ARUP Laboratories, Salt Lake City, Utah 84108, USA.
J Clin Pathol. 2011 Jul;64(7):618-25. doi: 10.1136/jcp.2011.089193. Epub 2011 Apr 12.
The BCR-ABL1 T315I mutation imparts resistance to tyrosine kinase inhibitors currently available for treatment of chronic myelogenous leukaemia. Thus, quantitative monitoring of the emergence and expansion of T315I-positive subclones may be clinically useful. The goals of this study were to retrospectively review the authors' experience with Sanger sequencing-based BCR-ABL1 kinase domain mutation testing, paying particular attention to the T315I mutation, and to develop an alternative test for relative quantification of T315I using pyrosequencing.

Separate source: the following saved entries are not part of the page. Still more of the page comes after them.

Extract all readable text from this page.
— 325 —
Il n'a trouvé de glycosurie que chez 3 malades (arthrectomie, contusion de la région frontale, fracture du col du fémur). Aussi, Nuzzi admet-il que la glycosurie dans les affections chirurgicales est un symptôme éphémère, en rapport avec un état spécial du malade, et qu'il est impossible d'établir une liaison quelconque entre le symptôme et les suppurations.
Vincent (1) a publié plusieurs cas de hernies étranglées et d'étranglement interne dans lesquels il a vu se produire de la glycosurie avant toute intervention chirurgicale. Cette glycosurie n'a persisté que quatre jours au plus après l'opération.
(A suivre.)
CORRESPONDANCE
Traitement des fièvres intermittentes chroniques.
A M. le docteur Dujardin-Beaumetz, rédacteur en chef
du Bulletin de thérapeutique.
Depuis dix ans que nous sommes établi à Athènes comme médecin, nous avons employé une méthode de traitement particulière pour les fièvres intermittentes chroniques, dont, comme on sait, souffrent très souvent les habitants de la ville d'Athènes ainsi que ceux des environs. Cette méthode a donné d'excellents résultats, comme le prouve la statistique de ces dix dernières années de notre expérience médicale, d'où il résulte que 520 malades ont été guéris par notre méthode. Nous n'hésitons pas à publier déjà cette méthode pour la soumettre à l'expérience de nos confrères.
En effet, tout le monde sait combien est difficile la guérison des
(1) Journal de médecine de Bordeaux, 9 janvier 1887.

The performance of a new T315I pyrosequencing assay was evaluated. Total RNA was isolated from whole blood and reverse-transcribed. The resulting cDNA was subjected to an initial round of PCR across the BCR-ABL1 breakpoint followed by a second round to amplify the sequence flanking ABL1 codon 315. The final PCR product was pyrosequenced to detect and quantify the T315I point mutation. Additional experiments were carried out to determine the effects of background untranslocated ABL1 on assay sensitivity in samples with low tumour burden.

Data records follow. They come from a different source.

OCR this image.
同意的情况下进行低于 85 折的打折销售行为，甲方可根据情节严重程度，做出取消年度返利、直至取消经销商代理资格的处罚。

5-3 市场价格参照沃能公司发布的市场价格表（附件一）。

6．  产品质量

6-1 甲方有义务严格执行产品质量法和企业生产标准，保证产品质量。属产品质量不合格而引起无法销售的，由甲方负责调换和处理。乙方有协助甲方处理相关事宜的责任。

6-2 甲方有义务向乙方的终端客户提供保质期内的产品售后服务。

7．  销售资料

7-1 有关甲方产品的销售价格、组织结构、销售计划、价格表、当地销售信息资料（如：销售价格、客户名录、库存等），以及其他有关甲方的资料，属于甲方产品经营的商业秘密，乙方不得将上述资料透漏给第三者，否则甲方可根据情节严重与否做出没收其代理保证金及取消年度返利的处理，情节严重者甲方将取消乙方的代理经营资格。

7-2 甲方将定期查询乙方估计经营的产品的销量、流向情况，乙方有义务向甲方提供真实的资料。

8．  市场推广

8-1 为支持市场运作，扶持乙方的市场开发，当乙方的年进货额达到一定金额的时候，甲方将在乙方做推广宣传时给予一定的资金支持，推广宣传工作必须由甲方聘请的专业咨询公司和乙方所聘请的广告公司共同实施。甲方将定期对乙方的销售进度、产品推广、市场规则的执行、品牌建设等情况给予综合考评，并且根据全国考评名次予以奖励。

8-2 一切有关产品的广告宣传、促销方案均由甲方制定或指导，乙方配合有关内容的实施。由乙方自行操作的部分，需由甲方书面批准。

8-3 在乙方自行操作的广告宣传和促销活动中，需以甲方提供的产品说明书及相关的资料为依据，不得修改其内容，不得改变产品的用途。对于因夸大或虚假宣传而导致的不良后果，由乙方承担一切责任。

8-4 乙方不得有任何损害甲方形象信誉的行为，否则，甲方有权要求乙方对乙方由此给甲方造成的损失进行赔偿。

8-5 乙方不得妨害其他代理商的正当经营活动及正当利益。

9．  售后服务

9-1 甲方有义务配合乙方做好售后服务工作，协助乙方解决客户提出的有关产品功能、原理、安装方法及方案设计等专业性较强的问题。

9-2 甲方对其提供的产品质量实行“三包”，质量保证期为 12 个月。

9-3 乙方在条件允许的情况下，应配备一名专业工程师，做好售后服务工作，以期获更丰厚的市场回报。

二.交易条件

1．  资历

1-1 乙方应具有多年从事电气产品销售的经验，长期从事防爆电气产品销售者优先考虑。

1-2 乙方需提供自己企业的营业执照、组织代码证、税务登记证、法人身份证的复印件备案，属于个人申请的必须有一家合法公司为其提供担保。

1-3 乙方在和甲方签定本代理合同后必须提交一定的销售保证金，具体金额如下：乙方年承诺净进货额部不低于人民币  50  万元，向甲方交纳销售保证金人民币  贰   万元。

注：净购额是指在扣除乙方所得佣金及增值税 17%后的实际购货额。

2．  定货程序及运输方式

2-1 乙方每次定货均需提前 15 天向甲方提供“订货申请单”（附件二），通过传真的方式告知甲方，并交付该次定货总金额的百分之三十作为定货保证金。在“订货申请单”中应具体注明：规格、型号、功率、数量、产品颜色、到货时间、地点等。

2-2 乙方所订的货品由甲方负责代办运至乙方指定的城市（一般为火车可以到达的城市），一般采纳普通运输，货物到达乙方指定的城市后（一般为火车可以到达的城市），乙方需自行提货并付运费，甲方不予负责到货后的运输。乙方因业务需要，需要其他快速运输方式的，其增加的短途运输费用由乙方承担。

The results show that T315I was the most commonly detected kinase domain mutation and was persistent in follow-up testing. All 26 specimens that tested positive by Sanger sequencing for the T315I mutation were also positive using the pyrosequencing test. Relative quantification data derived from pyrosequencing matched the approximate wild-type/mutant ratios found by Sanger sequencing. Serial dilution experiments show sensitivity to 5% mutant allele. The authors also quantitatively assessed the influence of untranslocated ABL1 in the sample background on the assay and found that it occurred at levels not likely to influence performance.
The described test is useful for detection and relative quantification of the T315I point mutation in chronic myelogenous leukaemia in a sensitive, specific and reproducible manner.
BCR-ABL1 T315I 突变赋予了对目前用于治疗慢性髓性白血病的酪氨酸激酶抑制剂的耐药性。因此,定量监测 T315I 阳性亚克隆的出现和扩增可能具有临床意义。本研究的目的是回顾性地审查作者在基于 Sanger 测序的 BCR-ABL1 激酶结构域突变检测方面的经验,特别关注 T315I 突变,并开发一种替代的焦磷酸测序法用于 T315I 的相对定量。
评估了新的 T315I 焦磷酸测序检测的性能。从全血中分离总 RNA 并进行逆转录。所得 cDNA 进行第一轮横跨 BCR-ABL1 断点的 PCR,然后进行第二轮扩增侧翼 ABL1 密码子 315 的序列。最后一轮 PCR 产物进行焦磷酸测序,以检测和定量 T315I 点突变。进行了额外的实验以确定在肿瘤负担低的样本中背景未易位 ABL1 对检测灵敏度的影响。
结果表明,T315I 是最常见的检测到的激酶结构域突变,并且在后续检测中持续存在。通过 Sanger 测序检测为 T315I 突变的 26 个标本均通过焦磷酸测序检测为阳性。从焦磷酸测序中获得的相对定量数据与通过 Sanger 测序发现的近似野生型/突变体比值相匹配。系列稀释实验显示对 5%突变等位基因的敏感性。作者还定量评估了样品背景中未易位 ABL1 对检测的影响,发现其水平不太可能影响性能。
该描述的检测方法以敏感、特异和可重复的方式,用于检测和定量慢性髓性白血病中的 T315I 点突变。